We have been collaborating with Dr.Hema Divakar, an extremely well respected, recognized and internationally awarded Doctor, who is rolling out a training series to help members of the Private Hospitals & Nursing Homes Association (PHANA) – Bengaluru and others set up Fever Clinics in Bangalore.

Dr. Hema has been an early adopter of AI-driven digital platforms to build awareness for preventive care. She firmly believes that engaging patients on the digital platform is the only way to make healthcare widely accessible to all. So it is no surprise at all that given the lockdown and necessary precaution of Social Distancing, she would leverage the use of Zoom, to respond to the need of the hour – a training for her peers as they set up Fever Clinics.

We caught up late last night on the sidelines of the multiple virtual engagements at #COVIDactionCollab thanks to Dr.Angela Chaudhuri, a designer of The Collaborative who as Hema and I both agreed, shares our love for action points and getting things done. 😊

Here is an excerpt of our very engaging conversation.

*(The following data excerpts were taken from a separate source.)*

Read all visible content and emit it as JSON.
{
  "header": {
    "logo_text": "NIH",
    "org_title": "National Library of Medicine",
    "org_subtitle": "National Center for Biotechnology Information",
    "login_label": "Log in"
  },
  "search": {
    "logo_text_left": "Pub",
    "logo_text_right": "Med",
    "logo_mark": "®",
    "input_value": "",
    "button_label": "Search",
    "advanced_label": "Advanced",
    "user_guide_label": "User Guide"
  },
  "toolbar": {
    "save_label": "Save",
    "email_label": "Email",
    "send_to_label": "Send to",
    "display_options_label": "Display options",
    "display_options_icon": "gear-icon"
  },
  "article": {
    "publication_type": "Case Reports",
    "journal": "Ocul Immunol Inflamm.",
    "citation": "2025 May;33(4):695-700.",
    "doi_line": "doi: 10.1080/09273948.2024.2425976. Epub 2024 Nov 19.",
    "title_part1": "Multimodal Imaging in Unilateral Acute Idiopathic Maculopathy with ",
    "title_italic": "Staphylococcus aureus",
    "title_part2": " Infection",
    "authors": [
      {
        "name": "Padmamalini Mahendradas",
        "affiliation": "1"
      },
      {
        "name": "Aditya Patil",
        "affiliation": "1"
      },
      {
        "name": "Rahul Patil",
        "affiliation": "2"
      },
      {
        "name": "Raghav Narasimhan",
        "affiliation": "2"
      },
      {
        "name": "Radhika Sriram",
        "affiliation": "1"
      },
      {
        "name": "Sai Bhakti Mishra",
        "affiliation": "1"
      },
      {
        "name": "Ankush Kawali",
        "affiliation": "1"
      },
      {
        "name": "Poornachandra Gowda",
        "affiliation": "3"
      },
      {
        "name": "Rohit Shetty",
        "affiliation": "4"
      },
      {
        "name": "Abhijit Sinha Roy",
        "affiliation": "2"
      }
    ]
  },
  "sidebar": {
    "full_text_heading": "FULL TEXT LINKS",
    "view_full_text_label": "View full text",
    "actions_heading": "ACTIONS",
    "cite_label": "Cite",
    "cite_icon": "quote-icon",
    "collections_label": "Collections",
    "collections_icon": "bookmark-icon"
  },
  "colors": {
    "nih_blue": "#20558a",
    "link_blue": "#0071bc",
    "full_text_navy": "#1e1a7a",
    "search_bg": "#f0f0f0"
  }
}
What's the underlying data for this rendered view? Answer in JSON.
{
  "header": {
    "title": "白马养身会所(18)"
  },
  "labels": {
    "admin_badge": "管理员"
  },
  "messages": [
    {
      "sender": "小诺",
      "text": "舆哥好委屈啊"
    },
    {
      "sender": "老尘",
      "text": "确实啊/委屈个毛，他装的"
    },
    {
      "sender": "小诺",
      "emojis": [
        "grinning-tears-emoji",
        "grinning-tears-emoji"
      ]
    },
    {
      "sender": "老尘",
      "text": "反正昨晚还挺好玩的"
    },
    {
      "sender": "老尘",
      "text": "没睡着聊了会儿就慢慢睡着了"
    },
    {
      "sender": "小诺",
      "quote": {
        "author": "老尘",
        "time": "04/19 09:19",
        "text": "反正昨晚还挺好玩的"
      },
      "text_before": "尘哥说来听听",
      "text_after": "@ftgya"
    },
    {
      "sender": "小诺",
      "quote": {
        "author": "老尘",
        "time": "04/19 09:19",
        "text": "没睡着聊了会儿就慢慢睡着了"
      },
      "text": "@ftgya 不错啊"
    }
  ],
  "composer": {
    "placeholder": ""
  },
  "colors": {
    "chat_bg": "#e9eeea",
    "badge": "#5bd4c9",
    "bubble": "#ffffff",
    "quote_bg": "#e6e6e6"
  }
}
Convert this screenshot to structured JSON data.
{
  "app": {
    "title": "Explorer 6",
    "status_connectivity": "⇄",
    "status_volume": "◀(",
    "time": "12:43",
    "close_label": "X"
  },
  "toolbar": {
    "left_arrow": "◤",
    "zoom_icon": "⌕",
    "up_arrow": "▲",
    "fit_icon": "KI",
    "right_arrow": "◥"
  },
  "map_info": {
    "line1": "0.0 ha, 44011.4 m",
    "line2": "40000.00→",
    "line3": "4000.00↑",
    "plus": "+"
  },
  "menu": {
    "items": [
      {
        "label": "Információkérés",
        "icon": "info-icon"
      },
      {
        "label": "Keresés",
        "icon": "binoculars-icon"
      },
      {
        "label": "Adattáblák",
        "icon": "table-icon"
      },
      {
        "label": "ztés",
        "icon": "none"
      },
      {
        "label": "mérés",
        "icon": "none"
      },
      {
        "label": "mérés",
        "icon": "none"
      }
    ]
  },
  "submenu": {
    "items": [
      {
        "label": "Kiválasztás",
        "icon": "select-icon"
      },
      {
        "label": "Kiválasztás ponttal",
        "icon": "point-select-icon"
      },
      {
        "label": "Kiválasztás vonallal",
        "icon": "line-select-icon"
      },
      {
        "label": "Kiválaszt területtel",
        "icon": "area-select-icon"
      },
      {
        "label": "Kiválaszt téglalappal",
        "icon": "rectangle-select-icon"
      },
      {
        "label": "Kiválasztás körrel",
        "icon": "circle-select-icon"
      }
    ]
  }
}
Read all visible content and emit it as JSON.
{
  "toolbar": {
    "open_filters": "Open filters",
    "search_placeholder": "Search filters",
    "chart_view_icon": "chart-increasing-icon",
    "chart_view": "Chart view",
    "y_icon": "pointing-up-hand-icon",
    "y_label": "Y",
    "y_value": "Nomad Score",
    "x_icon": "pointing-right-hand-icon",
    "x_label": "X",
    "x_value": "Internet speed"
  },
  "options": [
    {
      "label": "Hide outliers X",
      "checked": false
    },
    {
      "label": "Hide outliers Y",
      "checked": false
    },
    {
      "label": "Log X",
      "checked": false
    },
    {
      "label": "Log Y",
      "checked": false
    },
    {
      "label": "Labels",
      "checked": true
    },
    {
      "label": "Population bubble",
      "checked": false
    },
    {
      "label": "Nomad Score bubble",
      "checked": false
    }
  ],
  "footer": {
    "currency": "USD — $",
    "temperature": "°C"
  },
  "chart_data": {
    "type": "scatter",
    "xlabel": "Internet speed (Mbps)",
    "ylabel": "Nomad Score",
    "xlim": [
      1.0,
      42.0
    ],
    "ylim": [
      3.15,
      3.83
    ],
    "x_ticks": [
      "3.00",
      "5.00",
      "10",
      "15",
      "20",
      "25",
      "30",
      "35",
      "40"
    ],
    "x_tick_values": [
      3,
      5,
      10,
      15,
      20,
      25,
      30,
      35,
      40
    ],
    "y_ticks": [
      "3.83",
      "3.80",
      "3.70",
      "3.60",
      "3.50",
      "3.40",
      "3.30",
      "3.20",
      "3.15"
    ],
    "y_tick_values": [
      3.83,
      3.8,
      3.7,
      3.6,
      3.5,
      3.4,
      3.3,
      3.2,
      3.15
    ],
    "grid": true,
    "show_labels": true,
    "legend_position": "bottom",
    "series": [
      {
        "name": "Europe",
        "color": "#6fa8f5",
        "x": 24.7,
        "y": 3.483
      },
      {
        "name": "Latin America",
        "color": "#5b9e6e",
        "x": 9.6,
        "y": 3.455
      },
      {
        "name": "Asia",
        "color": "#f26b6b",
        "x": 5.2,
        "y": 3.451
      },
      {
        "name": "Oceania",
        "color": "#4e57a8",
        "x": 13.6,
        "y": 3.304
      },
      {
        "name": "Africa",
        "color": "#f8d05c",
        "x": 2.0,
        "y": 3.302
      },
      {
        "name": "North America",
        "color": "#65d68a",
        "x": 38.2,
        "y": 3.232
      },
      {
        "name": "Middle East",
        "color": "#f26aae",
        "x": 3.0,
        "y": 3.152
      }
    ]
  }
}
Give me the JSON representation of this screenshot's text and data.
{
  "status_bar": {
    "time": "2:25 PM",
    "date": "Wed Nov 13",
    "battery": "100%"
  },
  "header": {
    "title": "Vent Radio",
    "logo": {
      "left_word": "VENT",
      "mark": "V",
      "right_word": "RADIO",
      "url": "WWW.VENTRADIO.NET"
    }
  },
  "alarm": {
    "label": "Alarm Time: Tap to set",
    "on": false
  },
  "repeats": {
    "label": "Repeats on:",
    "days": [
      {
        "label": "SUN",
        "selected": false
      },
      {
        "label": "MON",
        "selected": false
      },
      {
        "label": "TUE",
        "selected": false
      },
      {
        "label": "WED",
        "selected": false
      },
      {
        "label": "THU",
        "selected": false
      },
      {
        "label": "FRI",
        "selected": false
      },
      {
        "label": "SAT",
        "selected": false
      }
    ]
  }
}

Shrirupa (Shri): Tell me one memory that brings you a lot of joy, even today?

Dr. Hema: My first insights into the power of public-private partnership! It taught me how I can move out of my comfort zone and serve many others going beyond the boundaries of only my patients in my own settings. Partnership and collaborations can really reach out where the need is the most – which I will not be able to totally shift gears into alone – but there is so much scope in the ways we have collaborated with many initiatives across the board in the whole of South Asia – through our organization, through the government and other private partners and more.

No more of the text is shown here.